This year at Phillips’ 20th Century and Contemporary Art Day Sale, a 1-of-3 edition of Sam Taylor-Johnson’s video Pietà sold for £22,500. The 2-minute film shows the artist, sat on a dark marble staircase, supporting a limp body substituting that of Christ in the archetypal, eponymous pose.
Sam Taylor-Johnson – Pietà
I was struck by how impactful I found the work emotionally, in comparison to the various Pietà images I had seen during my time studying Art History. You feel very aware of the weight of the body resting on the knees of the stand-in Virgin Mary. The body slumps toward the stairs despite the support from the maternal character and at 1:58 Taylor-Johnson rearranges her pose to continue to support the weight. This sense of weightiness to the Christ body reminds us of the age “reality” of Christ at the Lamentation and the Passion: The mother’s child is a grown man, the grown man is her child, and he is dead.
Pietà Luis de Morales
The majority of Pietà depictions focus on the wounds of the martyred Christ, with Michelangelo’s sculpture famously being an exception. Taylor-Johnson’s also deviates from this trend. The lack of overt religious reference (other than that implied by the pose) reminds us that what we are seeing is a scene of grief and physical struggle to support a loved one. It is rare that our focus and empathy is with the grieving parent in a Pietà. It feels relatable to modern life in a way that more explicit depictions of Virgin Mary and Jesus fail to be.

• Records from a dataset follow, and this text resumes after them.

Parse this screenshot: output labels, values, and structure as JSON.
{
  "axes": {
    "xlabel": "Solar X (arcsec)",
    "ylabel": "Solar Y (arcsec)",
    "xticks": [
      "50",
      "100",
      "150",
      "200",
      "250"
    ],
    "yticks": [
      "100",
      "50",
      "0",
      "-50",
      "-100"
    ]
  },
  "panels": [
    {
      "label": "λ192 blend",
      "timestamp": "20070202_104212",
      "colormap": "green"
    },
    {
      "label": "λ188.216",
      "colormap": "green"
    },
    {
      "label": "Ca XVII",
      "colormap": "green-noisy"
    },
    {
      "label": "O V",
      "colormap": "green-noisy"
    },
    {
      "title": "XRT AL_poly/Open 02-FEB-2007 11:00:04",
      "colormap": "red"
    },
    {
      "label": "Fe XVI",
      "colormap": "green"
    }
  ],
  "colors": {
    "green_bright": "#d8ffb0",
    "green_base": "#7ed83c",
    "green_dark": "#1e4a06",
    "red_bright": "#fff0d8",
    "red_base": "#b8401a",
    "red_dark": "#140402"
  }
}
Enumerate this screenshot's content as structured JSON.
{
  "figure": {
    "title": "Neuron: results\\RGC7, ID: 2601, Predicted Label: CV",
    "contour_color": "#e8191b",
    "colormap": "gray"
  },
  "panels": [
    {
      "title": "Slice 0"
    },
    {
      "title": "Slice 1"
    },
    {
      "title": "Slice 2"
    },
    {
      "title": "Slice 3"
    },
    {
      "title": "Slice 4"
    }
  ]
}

Museo diocesano di klagenfurt, pietà
As in Michelangelo’s work, the ‘Virgin’ figure and that of her son seem identical in age. For me, this shifts focus onto the maternal figure. It’s refreshing to see work reject the cultural trope that once a woman becomes a mother, her youth (and to some extent, her life) are over. Here we watch the strength of the mother support her adult child, and the emotional implications alone are enough to draw us away from demanding biological realism. I certainly prefer this reading to Michelangelo’s explanation of his youthful Mary: “Do you not know that chaste women stay fresh much more than those who are not chaste?”
Pietà (Michelangelo)
I’m a big believer in having opinions on art without research. There are, of course, various ways to read Taylor-Johnson’s Pieta, especially when examined under the lens of the artist’s biography. Taylor-Johnson’s parental relationships were unsteady: both parents had cast aside their parental responsibility for her by the time the artist was 15. By 2001, the artist had had her first child – 4 at the time of Pieta’s creation – and had overcome cancer twice since 1997. Biographical insight can inform different readings, but it is important for me to remember that I was overcome by the power of this piece long before I even knew it was Robert Downey Jr. she was cradling.